As Sandálias de Frei Mariano

Uma das mais famosas lendas da região pantaneira enfoca na pessoa de Frei Mariano, que ficou marcada por uma guerra pessoal com um político da época, dono de um jornal. Considerado um herói da Guerra do Paraguai, Frei Mariano foi nomeado Pregador Imperial com honras de Major do Exército Brasileiro, por Carta Imperial de 08 de outubro de 1873. Os fatos históricos foram extraídos além da oralidade da população, foram oriundas de dois livros um escrito por Frei Alfredo Sganzerla, A história de Frei Mariano de Bagnaia, Edição FUCMT -1992, que eu li na época que cursava a faculdade de Direito, naquela instituição de ensino e o livro Memórias da Grande Guerra, organizado por Valmir Batista e Lúcia Salsa Corrêa.

É cediço que para a foz do Rio Salobra refugiaram-se numerosos moradores do município de Miranda, em face da invasão das tropas paraguaias, nos primeiros dias de 1865, sendo libertado pelo exército brasileiro em 16/08/69 e reconduzido para Cuiabá. Entre aqueles estava Frei Mariano de Bagnaia, que logo depois seria feito prisioneiro e levado para a República do Paraguai. Dessa época há relatos de que o Frei teria sido colocado em um poço com serpentes, para contar o que sabia sobre a localização de tropas brasileiras.

Frei Mariano nasceu em 19 de janeiro de 1820 em Bagnaia na Província de Viterbo, Itália. No batismo recebe o nome de Saturnino Colonna. Professou no Convento de Rietti na Província Romana no dia 14 de março de 1839. Logo em seguida foi designado para o Convento de Vivel. No capítulo provincial de 1839 começa os estudos filosóficos no convento de Valletri e conclui em Genin.
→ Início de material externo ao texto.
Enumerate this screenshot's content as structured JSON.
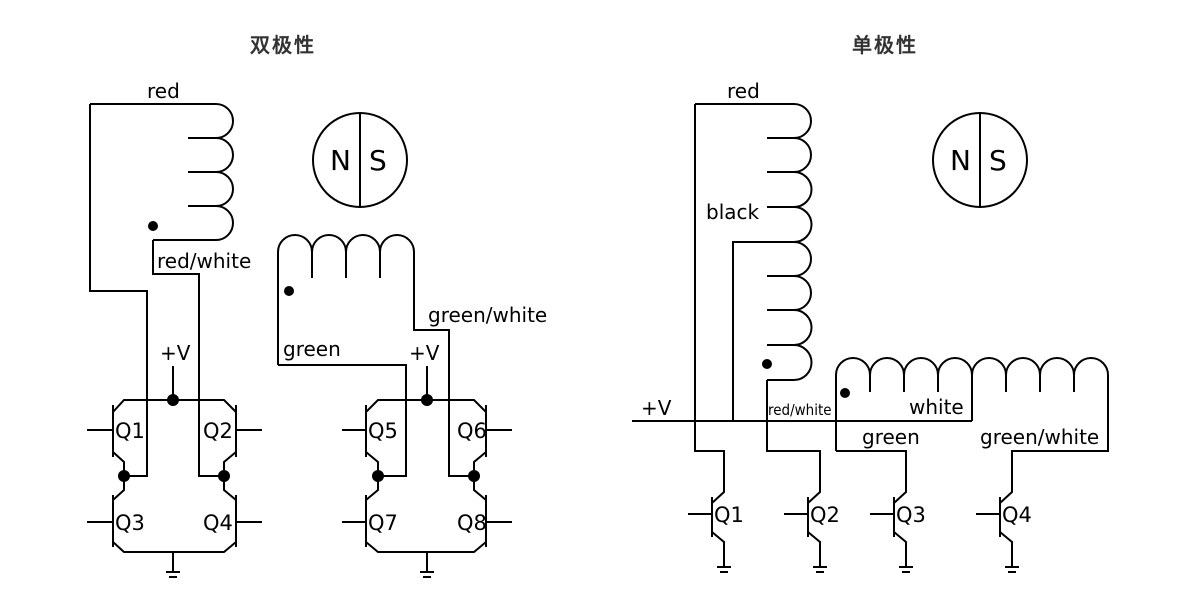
{
  "bipolar": {
    "title": "双极性",
    "wires": {
      "red": "red",
      "red_white": "red/white",
      "green": "green",
      "green_white": "green/white"
    },
    "supply_labels": [
      "+V",
      "+V"
    ],
    "transistors": [
      "Q1",
      "Q2",
      "Q3",
      "Q4",
      "Q5",
      "Q6",
      "Q7",
      "Q8"
    ],
    "rotor": {
      "north": "N",
      "south": "S"
    }
  },
  "unipolar": {
    "title": "单极性",
    "wires": {
      "red": "red",
      "black": "black",
      "red_white": "red/white",
      "white": "white",
      "green": "green",
      "green_white": "green/white"
    },
    "supply_label": "+V",
    "transistors": [
      "Q1",
      "Q2",
      "Q3",
      "Q4"
    ],
    "rotor": {
      "north": "N",
      "south": "S"
    }
  }
}
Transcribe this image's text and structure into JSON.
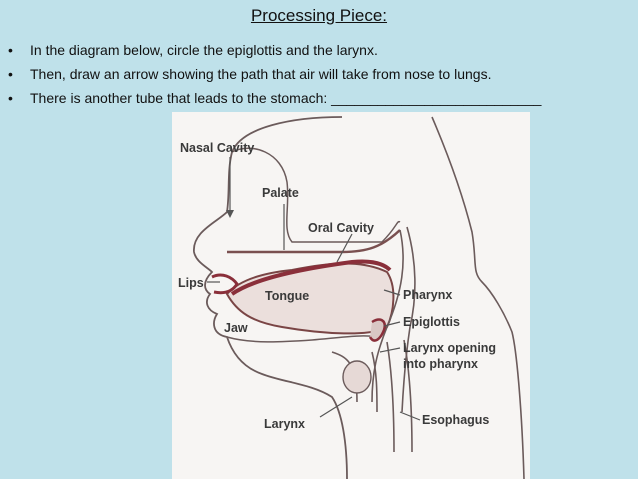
{
  "title": "Processing Piece:",
  "bullets": [
    "In the diagram below, circle the epiglottis and the larynx.",
    "Then, draw an arrow showing the path that air will take from nose to lungs.",
    "There is another tube that leads to the stomach: ___________________________"
  ],
  "diagram": {
    "labels": {
      "nasal_cavity": "Nasal Cavity",
      "palate": "Palate",
      "oral_cavity": "Oral Cavity",
      "lips": "Lips",
      "tongue": "Tongue",
      "jaw": "Jaw",
      "pharynx": "Pharynx",
      "epiglottis": "Epiglottis",
      "larynx_opening_1": "Larynx opening",
      "larynx_opening_2": "into pharynx",
      "larynx": "Larynx",
      "esophagus": "Esophagus"
    }
  }
}
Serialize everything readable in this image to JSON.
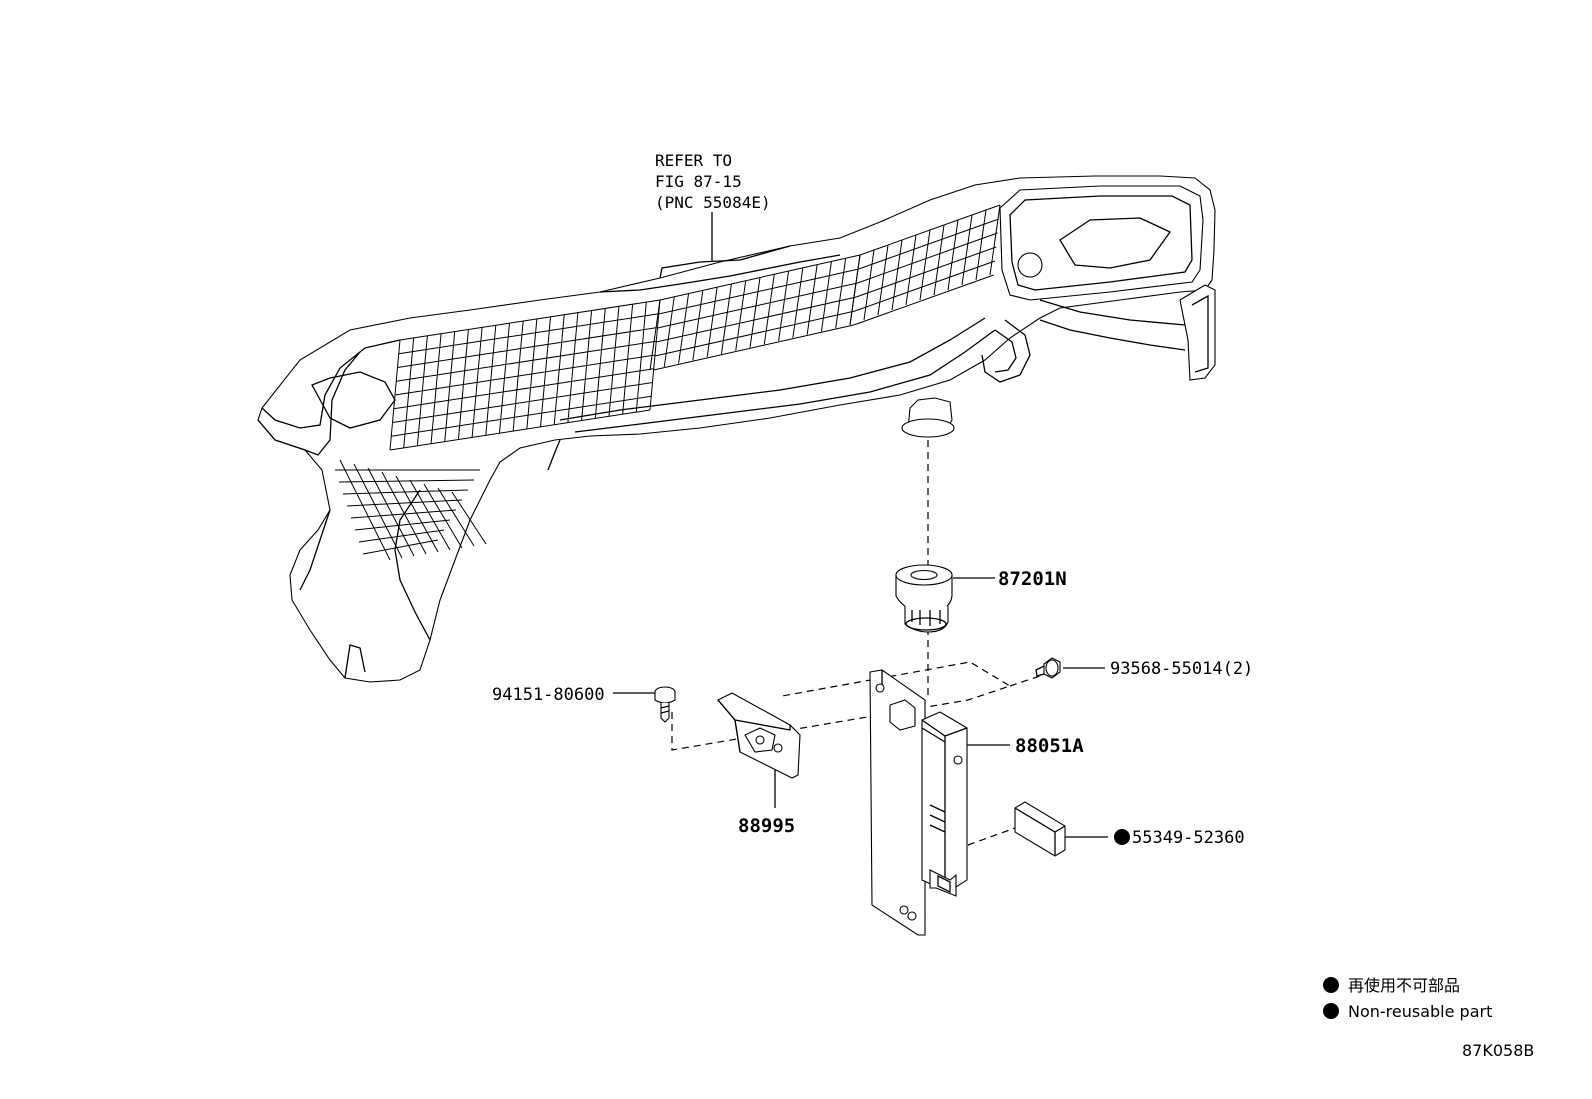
{
  "reference": {
    "line1": "REFER TO",
    "line2": "FIG 87-15",
    "line3": "(PNC 55084E)"
  },
  "parts": {
    "p87201N": "87201N",
    "p93568": "93568-55014(2)",
    "p94151": "94151-80600",
    "p88051A": "88051A",
    "p88995": "88995",
    "p55349": "55349-52360"
  },
  "legend": {
    "ja": "再使用不可部品",
    "en": "Non-reusable part"
  },
  "figure_code": "87K058B"
}
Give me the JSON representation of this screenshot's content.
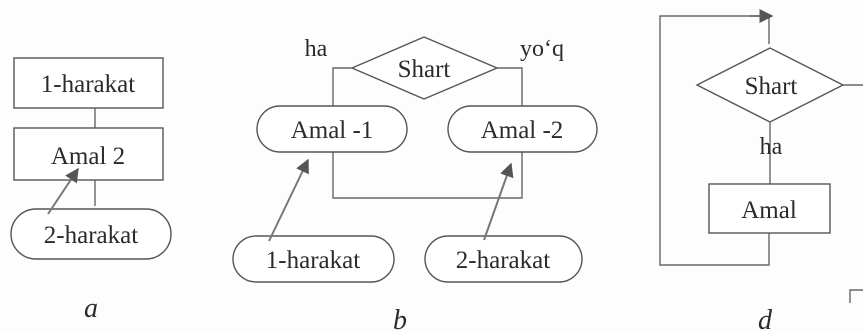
{
  "diagram_a": {
    "top_box": "1-harakat",
    "middle_box": "Amal 2",
    "bottom_oval": "2-harakat",
    "caption": "a"
  },
  "diagram_b": {
    "condition": "Shart",
    "yes_label": "ha",
    "no_label": "yo‘q",
    "action_left": "Amal -1",
    "action_right": "Amal -2",
    "event_left": "1-harakat",
    "event_right": "2-harakat",
    "caption": "b"
  },
  "diagram_d": {
    "condition": "Shart",
    "yes_label": "ha",
    "action": "Amal",
    "caption": "d"
  },
  "colors": {
    "stroke": "#555555",
    "arrow": "#777777",
    "text": "#2b2b2b",
    "background": "#fdfdfd"
  }
}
Em 17 de outubro de 1846 veio sua indicação de missionário no Brasil, aonde chega no dia 04 de março de 1847. Dois meses depois é designado a trabalhar na missão do Mato Grosso. Por três anos atua na região de Cuiabá, especialmente em Diamantino e Brotas e em dezembro foi enviado para Albuquerque junto aos índios Terena e Guaicuru.

Em 12/1869 toma posse na forania de Miranda como representante do bispo no Baixo Paraguai. Em seguida (24/01/1870) vigário em Corumbá onde permanece até 1886. No dia 25 de maio de 1870 lança a pedra fundamental da nova matriz que será concluída em 24 de outubro de 1877. Em 24 de novembro de 1884 começa a igreja do Ladário. Por conflitos de religião em março de 1886, despede-se de Corumbá e vai para o Rio de Janeiro.
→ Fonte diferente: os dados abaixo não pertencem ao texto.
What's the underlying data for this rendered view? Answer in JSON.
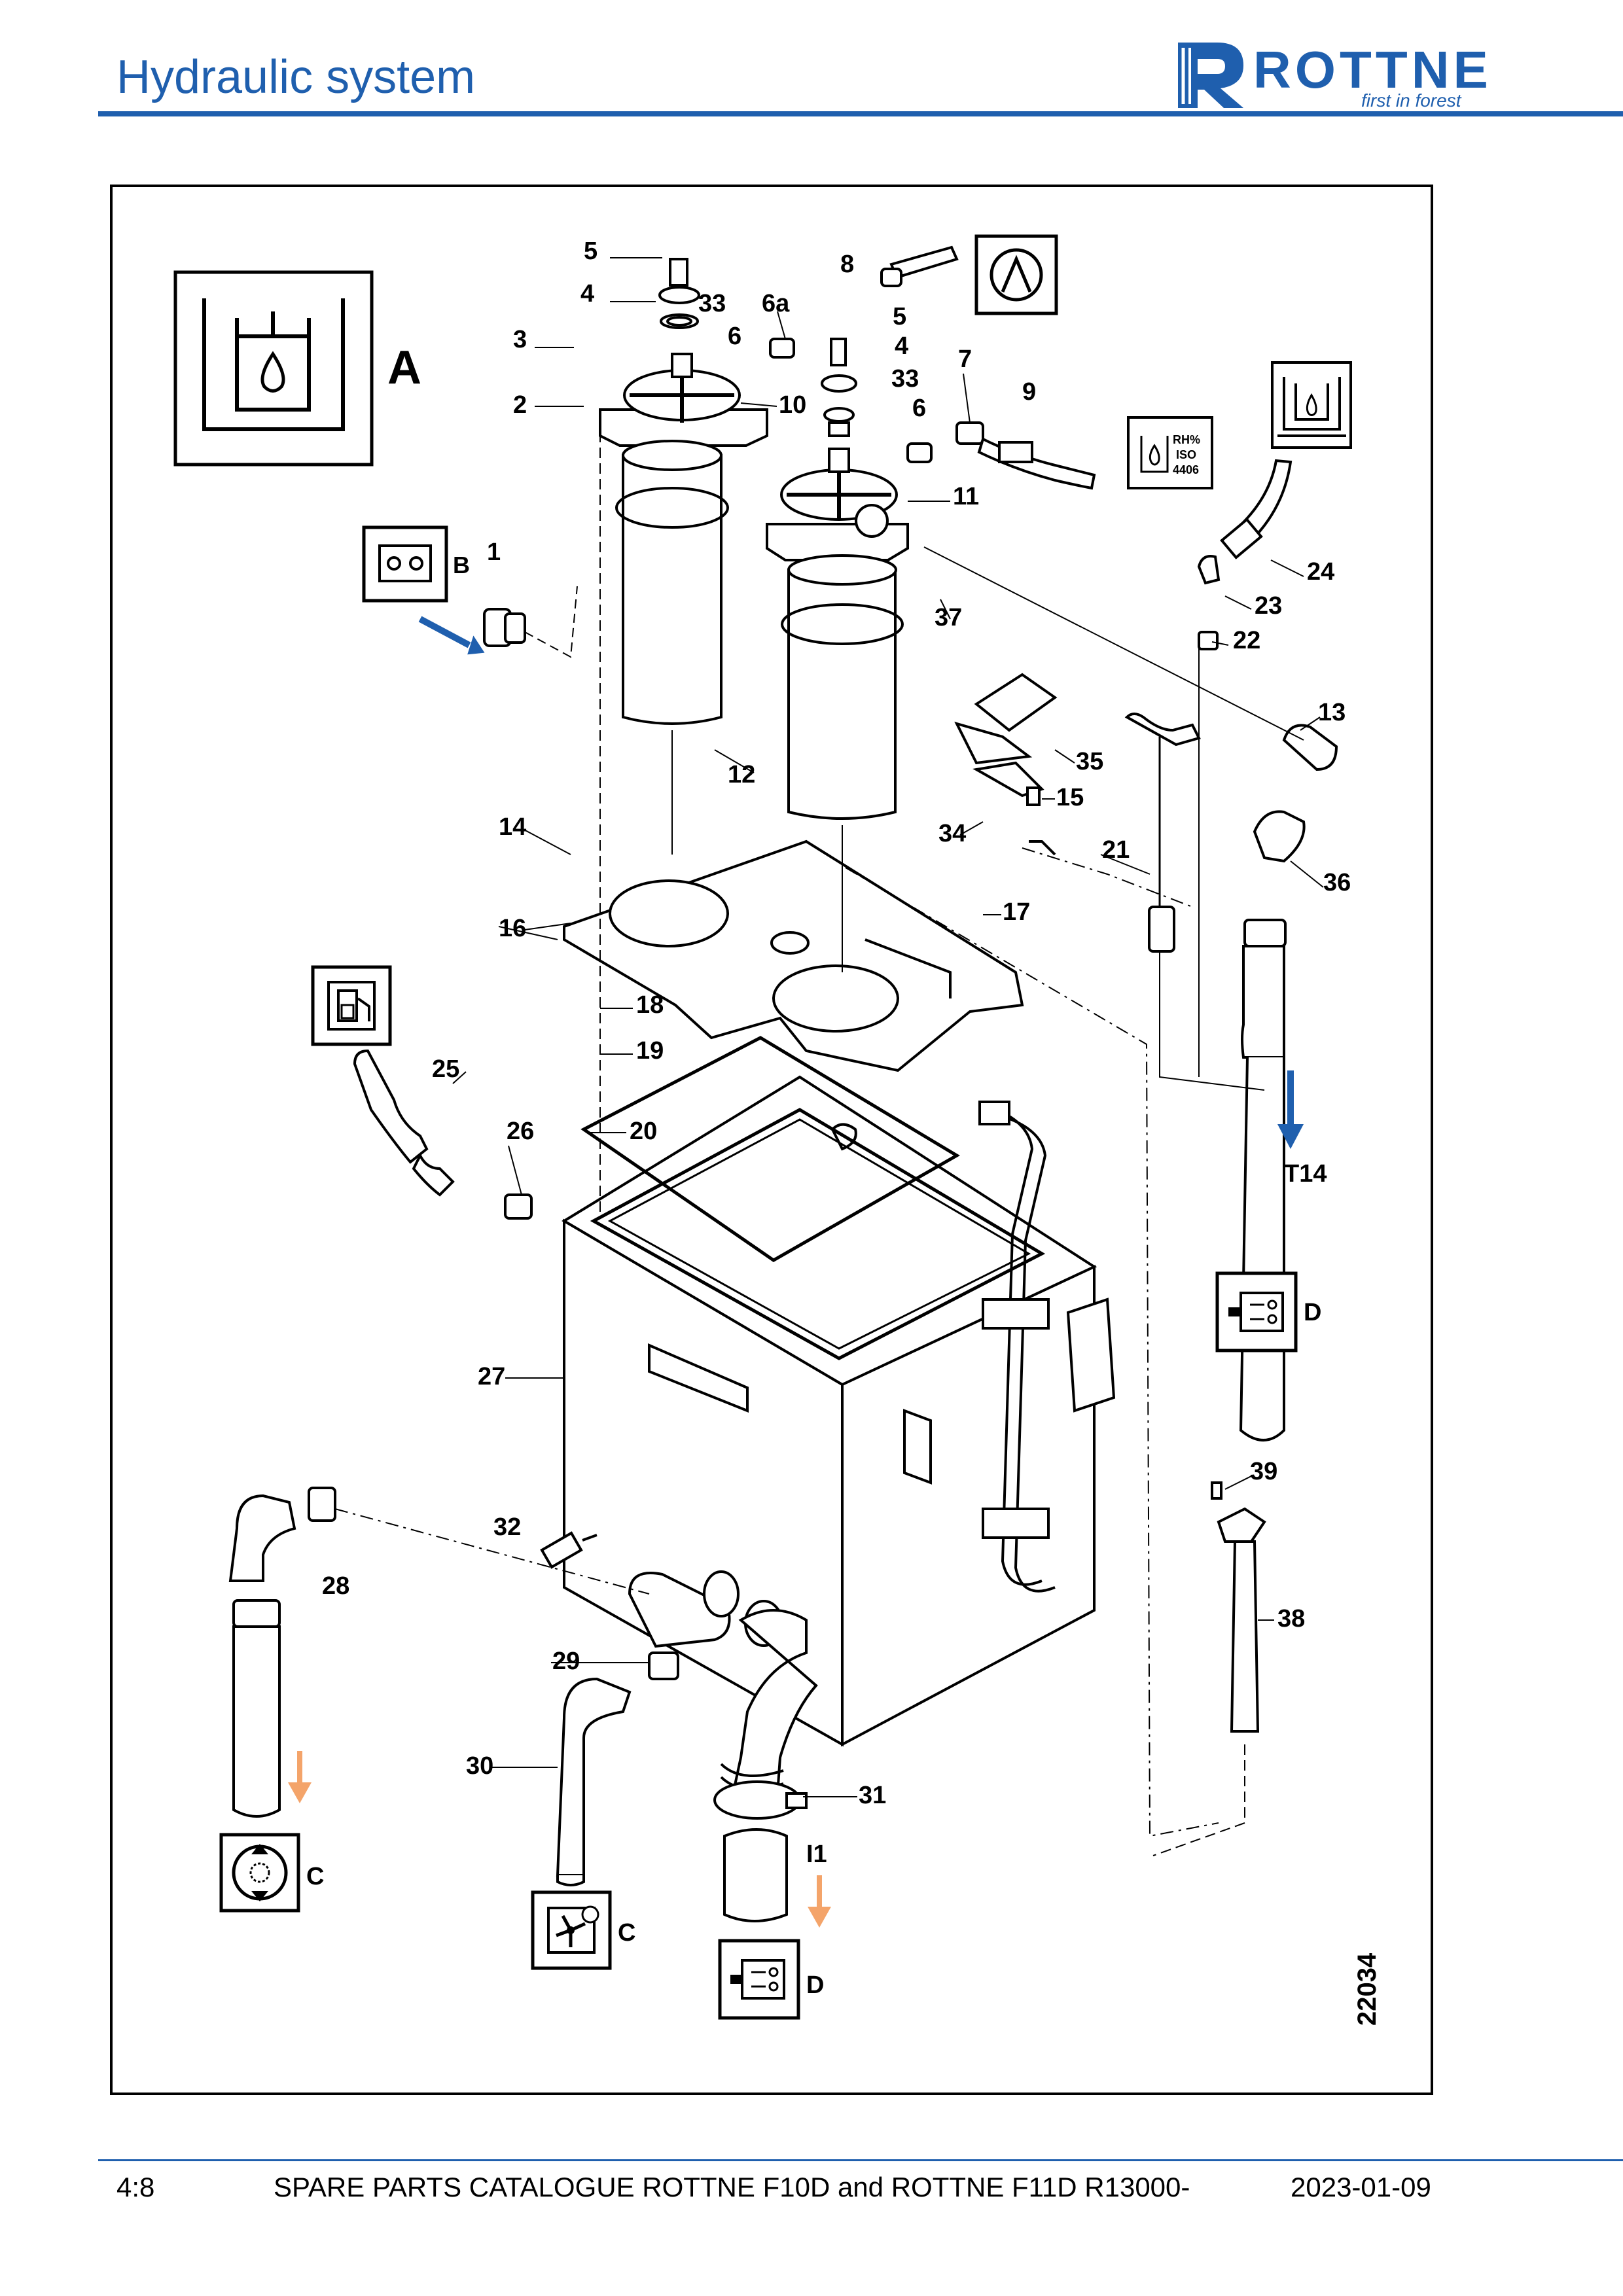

Pelos superiores é designado em 20 de junho de 1887 vai para São Paulo para organizar a Catequese naquela Província. Em 7 de maio de 1888 chega em Campos Novos. Em 21 de junho 1888, já sem controle mental tenta suicidar-se em São Pedro do Turvo. Levado a Campos Novos falece em 9 de agosto de 1888.

Mas voltando para a lenda consta que o religioso mandou erguer, em 1885, a igreja Nossa Senhora da Candelária, e colocar em cima um relógio, o que aconteceu em 1887. Diante disso, um político local garantiu ao Frei que arcaria com todos os custos. Empolgado, Frei Mariano trouxe da Itália um relojoeiro especialista para fazer o serviço que ao ser terminado revelou uma triste surpresa: o político não quis pagar o profissional internacional, que, indignado, começou a asseverar que Frei Mariano, não cumpria com suas obrigações. Para a sociedade da época, a ofensa era muito grave. Ao mesmo tempo, o dono do jornal da cidade, iniciou uma campanha difamatória lançando a manchete de que Frei Mariano havia dado “moratória infinda” no relojoeiro Italiano. Os fatos ganharam repercussão e as pessoas começaram a boicotar a missa, criando grande desconforto para a igreja.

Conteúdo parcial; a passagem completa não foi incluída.